Please check whether the query used this second index or not.

  • Did Query (d) use this second index? (0.5 point)?
    • REPLACE WITH YOUR ANSWER

3. Now we want to know how effective the two indexes are. We compare the runtimes of the queries with and without indexes. Hint: use timer on to turn SQL timer on.

Execute queries (a) - (b) on the FLIGHTS table that do not have the two indexes. Please create a screenshot for the runtime of each query. I've put my screenshots below. You can find them in the runtime folder in the A3.zip. Please replace them with yours. (1.5 points)

Drawing Drawing Drawing Drawing

Execute queries (a) - (b) on the FLIGHTS table that has the two indexes. Please create a screenshot for the runtime of each query. I've put my screenshots below. Please replace them with yours. (1.5 points)

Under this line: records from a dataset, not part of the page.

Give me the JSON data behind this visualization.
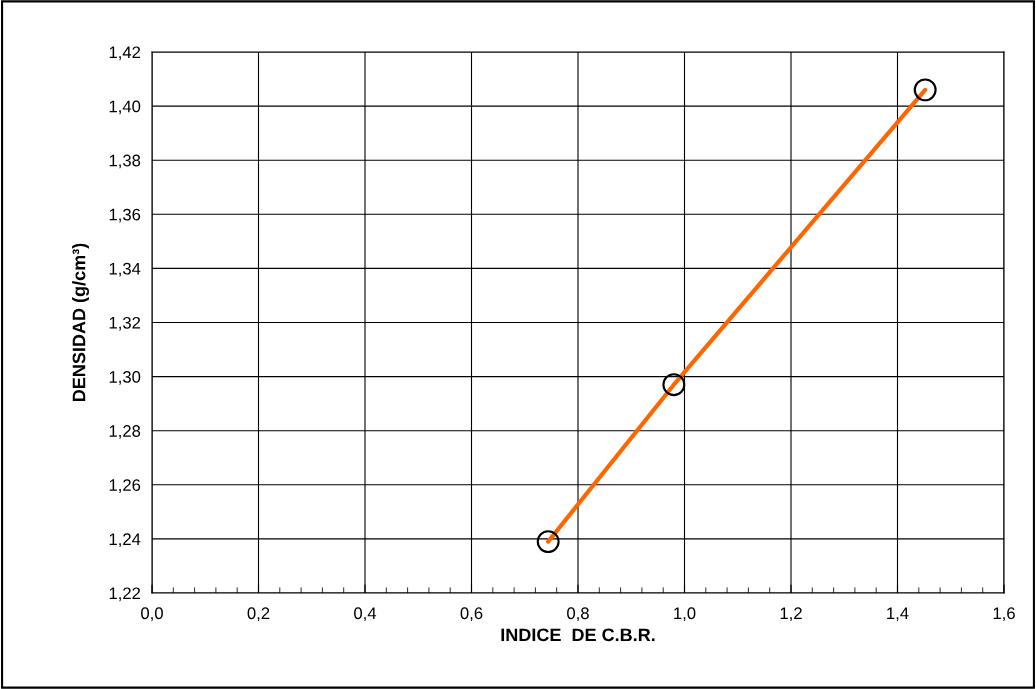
{
  "chart_data": {
    "type": "line",
    "xlabel": "INDICE  DE C.B.R.",
    "ylabel": "DENSIDAD (g/cm³)",
    "x": [
      0.744,
      0.98,
      1.452
    ],
    "series": [
      {
        "color": "#ff6600",
        "values": [
          1.239,
          1.297,
          1.406
        ]
      }
    ],
    "marker": "circle",
    "line_style": "solid",
    "grid": true,
    "legend": false,
    "xlim": [
      0,
      1.6
    ],
    "ylim": [
      1.22,
      1.42
    ],
    "xticks": [
      {
        "value": 0,
        "label": "0,0"
      },
      {
        "value": 0.2,
        "label": "0,2"
      },
      {
        "value": 0.4,
        "label": "0,4"
      },
      {
        "value": 0.6,
        "label": "0,6"
      },
      {
        "value": 0.8,
        "label": "0,8"
      },
      {
        "value": 1.0,
        "label": "1,0"
      },
      {
        "value": 1.2,
        "label": "1,2"
      },
      {
        "value": 1.4,
        "label": "1,4"
      },
      {
        "value": 1.6,
        "label": "1,6"
      }
    ],
    "yticks": [
      {
        "value": 1.22,
        "label": "1,22"
      },
      {
        "value": 1.24,
        "label": "1,24"
      },
      {
        "value": 1.26,
        "label": "1,26"
      },
      {
        "value": 1.28,
        "label": "1,28"
      },
      {
        "value": 1.3,
        "label": "1,30"
      },
      {
        "value": 1.32,
        "label": "1,32"
      },
      {
        "value": 1.34,
        "label": "1,34"
      },
      {
        "value": 1.36,
        "label": "1,36"
      },
      {
        "value": 1.38,
        "label": "1,38"
      },
      {
        "value": 1.4,
        "label": "1,40"
      },
      {
        "value": 1.42,
        "label": "1,42"
      }
    ]
  }
}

Drawing Drawing Drawing Drawing

Submission

Download A3.zip. Answer the questions in A3.ipynb. Put A3.ipynb and the runtime folder into A3-submission.zip. Please note that i) you need to update the runtime folder with your screenshots of the query runtimes; ii) you do not need to put the flights.db into A3-submission.zip.

Submit A3-submission.zip to the CourSys activity Assignment 3.